Севка пошел, и за ним потянулись ребята, вспомнив, что их ждет дело, оглядывались в дверях на Тумаркина, и Олегу надо было бы отправляться к Сейбе, но он стоял в растерянности, и слова Терехова его обрадовали.
– Слушай, Олег, – сказал Терехов, – кому-то надо посидеть с Тумаркиным. Посиди, а?
– Хорошо, – кивнул Олег, – только я же ничем не смогу помочь.
– Скоро Илга придет.
– Ты просто посиди, – тихо сказал Тумаркин.
– Ладно, ладно.
Терехов застегнул пуговицы плаща, мокрый капюшон нахлобучил на голову и пошел к двери.
– Это ветер, что ли, воет? – сказал Тумаркин.
Терехов остановился у двери, прислушался. Сейба выла, Сейба ревела, и где он там, подумал Олег, сумел расслышать ветер.
– Может, и ветер, – сказал Терехов.
– Надо же, какое лето, у нас зима такая бывает под Винницей…
Олег кивнул, словно бы сам прочувствовал винницкие зимы.
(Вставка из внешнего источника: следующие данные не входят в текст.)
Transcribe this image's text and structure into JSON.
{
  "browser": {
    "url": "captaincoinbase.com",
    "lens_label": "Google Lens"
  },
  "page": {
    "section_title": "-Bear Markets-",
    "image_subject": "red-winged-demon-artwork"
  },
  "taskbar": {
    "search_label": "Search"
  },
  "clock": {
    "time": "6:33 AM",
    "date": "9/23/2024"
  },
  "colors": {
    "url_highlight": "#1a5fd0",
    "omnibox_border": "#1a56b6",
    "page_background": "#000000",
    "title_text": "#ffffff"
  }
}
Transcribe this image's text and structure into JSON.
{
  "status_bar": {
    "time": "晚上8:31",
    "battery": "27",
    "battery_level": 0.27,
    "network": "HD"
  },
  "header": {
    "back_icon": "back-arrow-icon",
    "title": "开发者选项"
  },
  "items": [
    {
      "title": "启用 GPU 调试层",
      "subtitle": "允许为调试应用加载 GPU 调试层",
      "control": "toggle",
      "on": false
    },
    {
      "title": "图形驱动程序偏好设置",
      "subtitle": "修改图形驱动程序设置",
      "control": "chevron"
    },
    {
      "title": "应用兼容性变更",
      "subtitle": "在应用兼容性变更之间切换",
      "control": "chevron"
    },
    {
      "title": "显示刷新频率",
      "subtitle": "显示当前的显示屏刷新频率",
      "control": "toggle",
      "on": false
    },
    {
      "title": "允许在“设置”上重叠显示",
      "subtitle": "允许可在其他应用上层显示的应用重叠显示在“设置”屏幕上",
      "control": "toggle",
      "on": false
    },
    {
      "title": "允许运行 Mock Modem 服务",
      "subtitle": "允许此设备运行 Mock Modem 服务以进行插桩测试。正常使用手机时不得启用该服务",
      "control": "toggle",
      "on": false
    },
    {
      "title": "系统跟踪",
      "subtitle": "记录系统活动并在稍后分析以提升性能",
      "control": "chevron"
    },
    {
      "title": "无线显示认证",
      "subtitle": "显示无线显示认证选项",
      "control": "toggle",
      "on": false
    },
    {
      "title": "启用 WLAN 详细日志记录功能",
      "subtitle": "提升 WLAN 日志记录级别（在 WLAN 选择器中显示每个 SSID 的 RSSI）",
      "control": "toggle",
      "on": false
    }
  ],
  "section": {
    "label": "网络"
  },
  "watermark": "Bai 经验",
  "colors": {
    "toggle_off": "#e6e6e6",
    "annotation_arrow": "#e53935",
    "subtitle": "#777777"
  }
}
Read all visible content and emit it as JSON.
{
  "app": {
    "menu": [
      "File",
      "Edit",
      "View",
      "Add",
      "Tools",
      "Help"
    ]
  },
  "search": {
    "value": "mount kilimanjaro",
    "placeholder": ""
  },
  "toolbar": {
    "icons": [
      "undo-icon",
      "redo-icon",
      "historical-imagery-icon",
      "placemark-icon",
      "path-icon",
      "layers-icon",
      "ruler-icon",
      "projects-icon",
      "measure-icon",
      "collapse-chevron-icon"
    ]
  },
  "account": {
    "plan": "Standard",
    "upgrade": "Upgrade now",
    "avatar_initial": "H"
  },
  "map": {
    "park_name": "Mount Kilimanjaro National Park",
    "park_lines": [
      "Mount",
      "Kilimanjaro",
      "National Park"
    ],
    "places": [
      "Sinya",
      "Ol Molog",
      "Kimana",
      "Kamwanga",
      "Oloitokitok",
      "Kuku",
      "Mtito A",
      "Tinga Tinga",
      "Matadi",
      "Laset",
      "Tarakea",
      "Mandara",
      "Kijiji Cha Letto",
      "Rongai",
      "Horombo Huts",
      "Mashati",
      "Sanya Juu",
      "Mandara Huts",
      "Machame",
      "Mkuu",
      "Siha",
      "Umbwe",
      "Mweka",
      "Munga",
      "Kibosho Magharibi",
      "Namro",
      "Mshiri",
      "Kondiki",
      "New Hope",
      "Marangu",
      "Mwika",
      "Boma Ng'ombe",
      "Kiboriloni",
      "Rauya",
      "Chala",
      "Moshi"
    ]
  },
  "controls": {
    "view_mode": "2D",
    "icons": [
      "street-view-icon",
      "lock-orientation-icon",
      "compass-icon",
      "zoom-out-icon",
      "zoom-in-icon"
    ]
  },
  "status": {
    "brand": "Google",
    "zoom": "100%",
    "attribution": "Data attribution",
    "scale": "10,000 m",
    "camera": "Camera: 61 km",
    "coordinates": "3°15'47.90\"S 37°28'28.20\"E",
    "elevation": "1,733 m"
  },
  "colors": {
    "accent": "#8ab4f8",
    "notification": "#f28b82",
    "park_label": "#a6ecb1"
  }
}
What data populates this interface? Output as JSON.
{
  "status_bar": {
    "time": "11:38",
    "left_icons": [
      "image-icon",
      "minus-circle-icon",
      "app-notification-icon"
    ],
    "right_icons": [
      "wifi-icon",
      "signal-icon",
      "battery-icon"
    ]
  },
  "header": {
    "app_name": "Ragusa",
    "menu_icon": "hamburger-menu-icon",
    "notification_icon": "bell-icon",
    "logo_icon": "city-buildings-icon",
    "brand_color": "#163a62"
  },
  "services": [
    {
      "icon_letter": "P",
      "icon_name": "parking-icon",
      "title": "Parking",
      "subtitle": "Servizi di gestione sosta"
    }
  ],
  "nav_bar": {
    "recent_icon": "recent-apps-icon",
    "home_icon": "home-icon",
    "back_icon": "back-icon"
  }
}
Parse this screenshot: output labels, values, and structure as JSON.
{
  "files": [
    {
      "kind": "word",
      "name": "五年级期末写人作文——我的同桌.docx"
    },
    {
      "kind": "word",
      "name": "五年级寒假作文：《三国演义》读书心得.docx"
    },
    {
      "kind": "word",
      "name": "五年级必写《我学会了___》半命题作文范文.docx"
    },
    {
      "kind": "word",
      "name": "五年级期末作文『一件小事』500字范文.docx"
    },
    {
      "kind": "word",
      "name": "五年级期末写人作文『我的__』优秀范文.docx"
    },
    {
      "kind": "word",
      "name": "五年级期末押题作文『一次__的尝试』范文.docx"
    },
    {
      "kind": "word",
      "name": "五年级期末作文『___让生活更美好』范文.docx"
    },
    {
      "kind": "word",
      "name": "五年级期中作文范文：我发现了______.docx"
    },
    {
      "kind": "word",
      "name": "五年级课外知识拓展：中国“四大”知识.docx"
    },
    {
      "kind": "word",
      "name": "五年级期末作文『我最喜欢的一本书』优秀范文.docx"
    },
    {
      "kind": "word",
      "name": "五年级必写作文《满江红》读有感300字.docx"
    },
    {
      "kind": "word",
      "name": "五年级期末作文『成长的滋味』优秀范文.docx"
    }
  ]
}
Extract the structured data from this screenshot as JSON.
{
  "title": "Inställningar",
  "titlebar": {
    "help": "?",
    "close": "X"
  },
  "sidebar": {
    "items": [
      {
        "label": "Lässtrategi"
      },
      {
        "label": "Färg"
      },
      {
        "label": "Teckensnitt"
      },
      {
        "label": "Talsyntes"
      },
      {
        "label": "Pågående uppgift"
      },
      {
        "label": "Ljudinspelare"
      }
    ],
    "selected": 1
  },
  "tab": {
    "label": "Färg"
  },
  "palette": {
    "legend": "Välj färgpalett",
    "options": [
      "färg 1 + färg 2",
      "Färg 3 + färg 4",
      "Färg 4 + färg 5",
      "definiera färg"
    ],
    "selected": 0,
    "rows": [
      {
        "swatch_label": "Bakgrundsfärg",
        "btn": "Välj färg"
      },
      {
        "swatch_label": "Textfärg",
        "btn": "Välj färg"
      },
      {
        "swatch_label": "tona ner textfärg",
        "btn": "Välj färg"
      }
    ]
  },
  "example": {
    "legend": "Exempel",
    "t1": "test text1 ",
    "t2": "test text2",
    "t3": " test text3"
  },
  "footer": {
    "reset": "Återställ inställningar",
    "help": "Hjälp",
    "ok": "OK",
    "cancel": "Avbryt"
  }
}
– А мы тут работаем, мокнем, – тихо сказал Тумаркин, – а поезд на нашей станции будет останавливаться лишь на минуту… Сколько у нас всего тут было… и любви, и боли, и слякоти… А поезд остановится на минуту…
Терехов молчал, думал, Олег тоже молчал, его вдруг поразили слова Тумаркина, не слова, нет, а вот это неожиданное осознание минутности их жизни в Саянах, минутности их жизни вообще на земле. «Работаем, мокнем, – звучало в ушах Олега, – а потом все сожмется, спрессуется в одну-единую минуту, которой не хватит заспанным пассажирам в арбузных пижамах, чтобы выскочить на перрон и купить у бабок пучок черемши…»
– Ладно, я пойду, – сказал Терехов.
Он нырнул в мокрую черноту, а Олег все еще думал о минуте, к которой приравнены все их усилия, волнения, муки и радости, и поглаживал нервно теплую оплывающую свечу.
– Терехов, погоди! – крикнул Олег, спохватившись. – Вы следите за березовым заливом, там этих бревен в засаде!..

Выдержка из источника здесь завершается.